SBRT Plus QL1706 as Second-Line Therapy for Hepatocellular Carcinoma

Sponsor: Hebei Medical University Fourth Hospital

View on ClinicalTrials.gov

Summary

This is a prospective, single-arm, single-center exploratory clinical study designed to evaluate the efficacy and safety of stereotactic body radiation therapy (SBRT) combined with QL1706 in patients with hepatocellular carcinoma who have received one prior line of systemic therapy and experienced radiographic disease progression or intolerance. Eligible patients will receive SBRT to all evaluable intrahepatic lesions at a total dose of 25-50 Gy delivered in 5 fractions. Within 7-14 days after completion of SBRT, patients will receive QL1706 at 7.5 mg/kg by intravenous infusion every 3 weeks. Treatment with QL1706 will continue until confirmed disease progression, intolerable toxicity, patient request to withdraw, withdrawal of informed consent, or other protocol-defined treatment discontinuation criteria, whichever occurs first. The primary endpoint is objective response rate assessed by the investigator according to modified RECIST criteria. Secondary endpoints include local control rate of SBRT target lesions, progression-free survival, overall survival, disease control rate, and the incidence of adverse events and serious adverse events. Exploratory endpoints include dynamic changes in serum tumor biomarkers and immune-related indicators, as well as their association with clinical outcomes. A total of 36 patients are planned for enrollment.

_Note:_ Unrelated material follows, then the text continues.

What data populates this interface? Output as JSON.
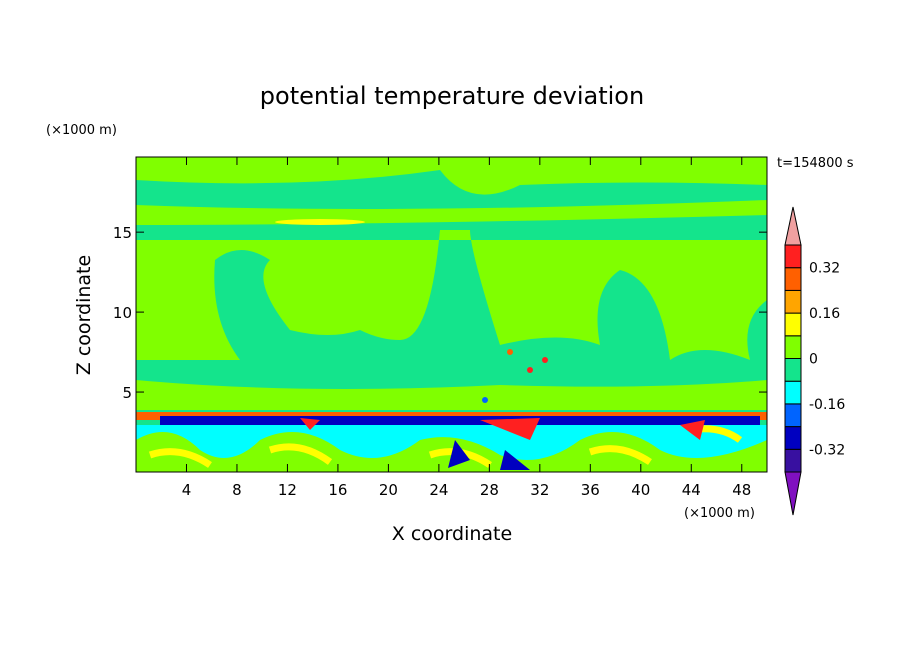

Official title: A Prospective, Single-Arm, Single-Center Exploratory Clinical Study of Stereotactic Body Radiation Therapy Combined With QL1706 in the Second-Line Treatment of Hepatocellular Carcinoma

Key Details

Gender

All

Age Range

18 Years - 75 Years

Study Type

INTERVENTIONAL

Enrollment

36

Start Date

2026-07

Completion Date

2030-07

Last Updated

2026-06-25

Healthy Volunteers

No

Interventions

RADIATION

Stereotactic Body Radiation Therapy (SBRT)

SBRT will be delivered to all tumor lesions at a total dose of 25-50 Gy in 5 fractions, with 5-10 Gy per fraction.

DRUG

QL1706

QL1706 will be administered at 7.5 mg/kg by intravenous infusion every 3 weeks, starting within 7-14 days after completion of SBRT. Dose interruption or permanent discontinuation may be required based on individual safety and tolerability. Dose escalation or dose reduction is not recommended.